Si donc cette responsabilité est « une haute, une suprême et singulière, une déconcertante responsabilité », c'est bien parce qu'elle est « une collaboration intime, intérieure ; singulière, suprême ».

Lire avec amitié nous dit Péguy. Gilles Deleuze, à propos de la lecture va nous parler d'amour. Lui qui s'est nourri des lignes de Clio consacrée à l'événement, Gilles Deleuze qui s'est profondément nourri de sa lecture de Clio pour nourrir sa pensée et frayer le chemin singulier qui est le sien, à l'occasion de son cours sur Spinoza récemment publié, s'adresse à ses étudiants :

« Comment ça s'explique, ces affaires de sensibilité ? Qu'est-ce que ça veut dire ces rapports moléculaires ? Je plaide là pour des rapports moléculaires avec les auteurs que vous lisez. Trouvez ceux que vous aimez. Ne passez jamais une seconde à critiquer quelque chose ou quelqu'un. Ne critiquez jamais, jamais, jamais. Si on vous critique, vous dites : d'accord. Passez. Rien à faire.
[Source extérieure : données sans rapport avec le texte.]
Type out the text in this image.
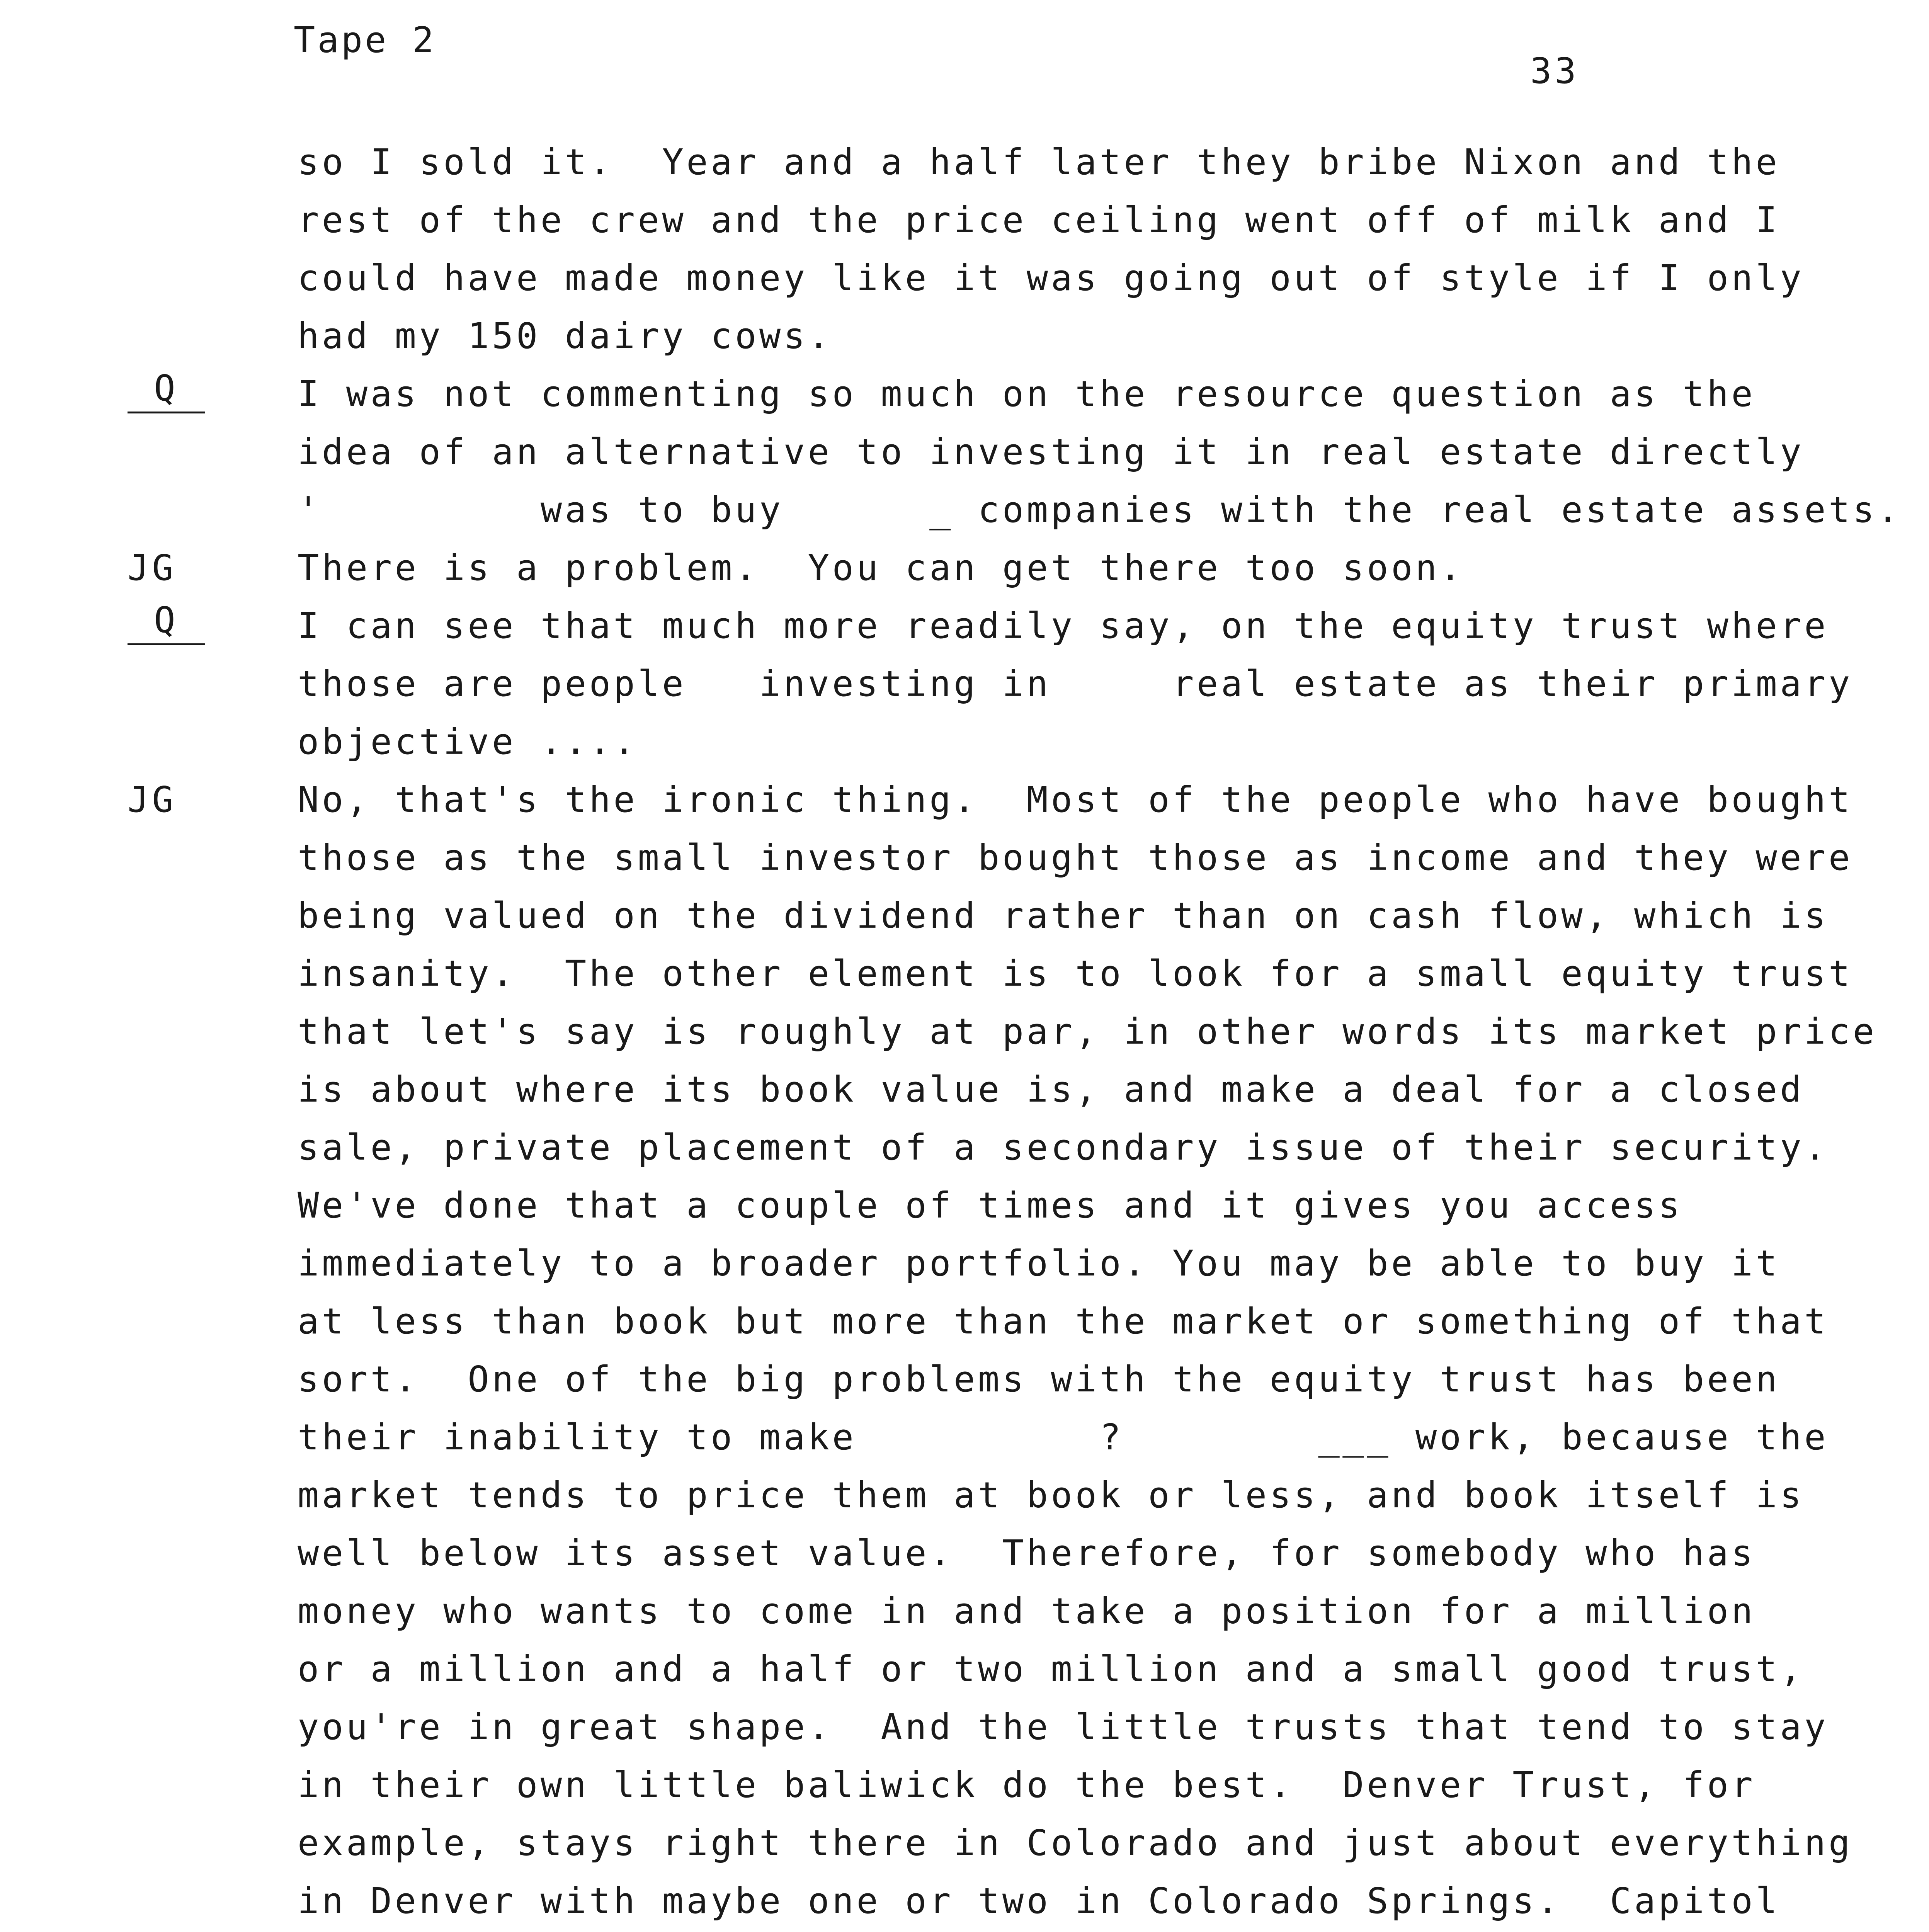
Tape 2
33
so I sold it.  Year and a half later they bribe Nixon and the
rest of the crew and the price ceiling went off of milk and I
could have made money like it was going out of style if I only
had my 150 dairy cows.
Q	I was not commenting so much on the resource question as the
idea of an alternative to investing it in real estate directly
'         was to buy      _ companies with the real estate assets.
JG	There is a problem.  You can get there too soon.
Q	I can see that much more readily say, on the equity trust where
those are people   investing in     real estate as their primary
objective ....
JG	No, that's the ironic thing.  Most of the people who have bought
those as the small investor bought those as income and they were
being valued on the dividend rather than on cash flow, which is
insanity.  The other element is to look for a small equity trust
that let's say is roughly at par, in other words its market price
is about where its book value is, and make a deal for a closed
sale, private placement of a secondary issue of their security.
We've done that a couple of times and it gives you access
immediately to a broader portfolio. You may be able to buy it
at less than book but more than the market or something of that
sort.  One of the big problems with the equity trust has been
their inability to make          ?        ___ work, because the
market tends to price them at book or less, and book itself is
well below its asset value.  Therefore, for somebody who has
money who wants to come in and take a position for a million
or a million and a half or two million and a small good trust,
you're in great shape.  And the little trusts that tend to stay
in their own little baliwick do the best.  Denver Trust, for
example, stays right there in Colorado and just about everything
in Denver with maybe one or two in Colorado Springs.  Capitol
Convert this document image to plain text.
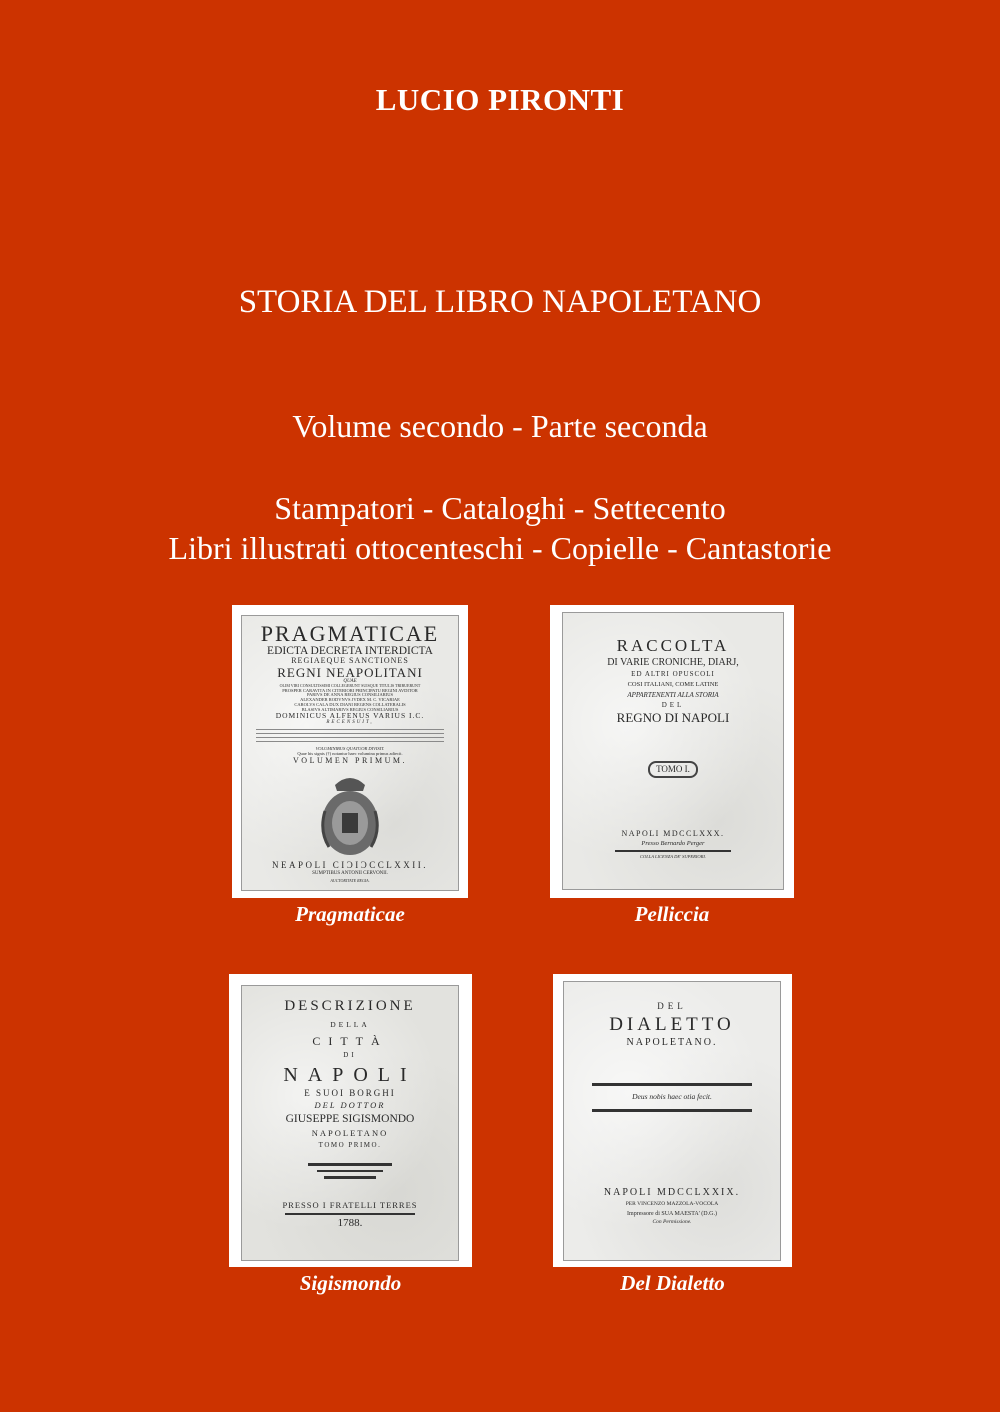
LUCIO PIRONTI
STORIA DEL LIBRO NAPOLETANO
Volume secondo - Parte seconda
Stampatori - Cataloghi - Settecento
Libri illustrati ottocenteschi - Copielle - Cantastorie
PRAGMATICAE
EDICTA DECRETA INTERDICTA
REGIAEQUE SANCTIONES
REGNI NEAPOLITANI
QUAE
OLIM VIRI CONSULTISSIMI COLLEGERUNT SUISQUE TITULIS TRIBUERUNT
PROSPER CARAVITA IN CITERIORI PRINCIPATU REGINI AVDITOR
PARIVS DE ANNA REGIUS CONSILIARIUS
ALEXANDER RODVNVS JVDEX M. C. VICARIAE
CAROLVS CALA DUX DIANI REGENS COLLATERALIS
BLASIVS ALTIMARIVS REGIUS CONSILIARIUS
DOMINICUS ALFENUS VARIUS I.C.
RECENSUIT,
VOLUMINIBUS QUATUOR DIVISIT.
Quae his signis (†) notantur haec volumina primus adiecit.
VOLUMEN PRIMUM.
NEAPOLI CIƆIƆCCLXXII.
SUMPTIBUS ANTONII CERVONII.
AUCTORITATE REGIA.
Pragmaticae
RACCOLTA
DI VARIE CRONICHE, DIARJ,
ED ALTRI OPUSCOLI
COSI ITALIANI, COME LATINE
APPARTENENTI ALLA STORIA
DEL
REGNO DI NAPOLI
TOMO I.
NAPOLI MDCCLXXX.
Presso Bernardo Perger
COLLA LICENZA DE' SUPERIORI.
Pelliccia
DESCRIZIONE
DELLA
CITTÀ
DI
NAPOLI
E SUOI BORGHI
DEL DOTTOR
GIUSEPPE SIGISMONDO
NAPOLETANO
TOMO PRIMO.
PRESSO I FRATELLI TERRES
1788.
Sigismondo
DEL
DIALETTO
NAPOLETANO.
Deus nobis haec otia fecit.
NAPOLI MDCCLXXIX.
PER VINCENZO MAZZOLA-VOCOLA
Impressore di SUA MAESTA' (D.G.)
Con Permissione.
Del Dialetto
Trouvez vos molécules. Si vous ne trouvez pas vos molécules, vous ne pouvez même pas lire. Lire, c'est trouver vos molécules à vous. Elles sont dans des livres, vos molécules cérébrales, et ces livres, il faut que vous les trouviez. Je trouve que rien n'est plus triste chez des jeunes gens doués en principe que, pour eux, vieillir sans avoir trouvé les livres qu'ils aimaient vraiment. Ne pas trouver les livres qu'on aime, ou n'en aimer aucun, finalement, et du coup, faire le savant sur tous les livres, généralement ça donne un tempérament... C'est un drôle de truc, on devient amer, vous savez, l'espèce d'amertume de l'intellectuel, qui se venge contre les auteurs de ne pas avoir su trouver ceux qu'il aimait, l'air de supériorité qu'il a, à force d'être débile. Tout ça, c'est très fâcheux. Il faut que vous n'ayez de rapport, à la limite, qu'avec ce que vous aimez. »

En résonance avec le propos de Marcel Légaut au sujet de ces lectures qui permettent de se transformer du dedans, et ainsi de s'individuer singulièrement – devenir soi dirait M. Légaut –, je désirais vous partager ces paroles si vivantes que nous adressent Charles Péguy et Gilles Deleuze. Dans une époque comme la nôtre, travaillée par des processus mortifères, quel précieux viatique que de telles paroles porteuses d'une puissance de vie.